Su una cosa sono tutti d'accordo, anzi, due: il gioco pubblico rappresenta una risorsa centrale nella realizzazione degli obiettivi di interesse costituzionale che sono presupposto dell’esistenza stessa dell’intero sistema concessorio: oltre agli aspetti fiscali, previdenziali, occupazionali e di Pil, quindi, anche il presidio sui territori sotto il profilo della tutela della salute, del risparmio e dell'ordine pubblico. L'altra, invece, è che non si può più ritenere rinviabile il riordino nazionale del gioco, proprio per il mantenimento dei principi di cui sopra, quindi per tutelare imprese e cittadini e contrastare illegalità.
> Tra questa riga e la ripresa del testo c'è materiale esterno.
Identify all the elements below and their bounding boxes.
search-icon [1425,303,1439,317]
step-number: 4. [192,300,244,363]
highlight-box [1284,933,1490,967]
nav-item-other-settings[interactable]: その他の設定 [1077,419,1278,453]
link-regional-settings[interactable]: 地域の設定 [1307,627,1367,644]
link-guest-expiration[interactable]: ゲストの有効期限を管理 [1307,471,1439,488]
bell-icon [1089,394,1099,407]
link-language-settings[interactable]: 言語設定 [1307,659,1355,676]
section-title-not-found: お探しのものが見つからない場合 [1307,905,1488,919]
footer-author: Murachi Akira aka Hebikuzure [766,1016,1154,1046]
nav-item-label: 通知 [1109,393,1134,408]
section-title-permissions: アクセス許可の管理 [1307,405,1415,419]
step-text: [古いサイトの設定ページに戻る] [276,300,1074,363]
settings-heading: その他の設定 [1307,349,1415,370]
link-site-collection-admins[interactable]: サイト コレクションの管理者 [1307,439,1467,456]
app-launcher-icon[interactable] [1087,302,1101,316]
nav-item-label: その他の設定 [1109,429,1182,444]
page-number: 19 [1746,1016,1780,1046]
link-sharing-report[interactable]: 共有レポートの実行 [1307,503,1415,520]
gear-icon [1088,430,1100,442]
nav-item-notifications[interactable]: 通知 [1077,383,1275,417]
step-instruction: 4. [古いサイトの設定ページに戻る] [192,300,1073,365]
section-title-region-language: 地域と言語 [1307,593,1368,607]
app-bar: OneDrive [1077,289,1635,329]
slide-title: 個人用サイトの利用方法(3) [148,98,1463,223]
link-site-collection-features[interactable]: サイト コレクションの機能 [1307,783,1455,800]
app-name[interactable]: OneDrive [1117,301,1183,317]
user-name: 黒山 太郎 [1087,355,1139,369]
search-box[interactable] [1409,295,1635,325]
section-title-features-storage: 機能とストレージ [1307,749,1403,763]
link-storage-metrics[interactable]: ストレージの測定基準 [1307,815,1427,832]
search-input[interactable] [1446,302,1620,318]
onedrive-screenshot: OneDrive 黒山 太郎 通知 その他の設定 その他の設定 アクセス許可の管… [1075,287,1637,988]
Questo, almeno, è quanto è emerso chiaramente nei giorni scorsi, in occasione del Forum Acadi-Confcommercio 2023, al quale hanno partecipato i principali stackholder istituzionali che gravitano attorno al comparto del gioco: con una ricca (e degna) rappresentanza della politica, che si è mostrata concorde sui temi sopra elencati.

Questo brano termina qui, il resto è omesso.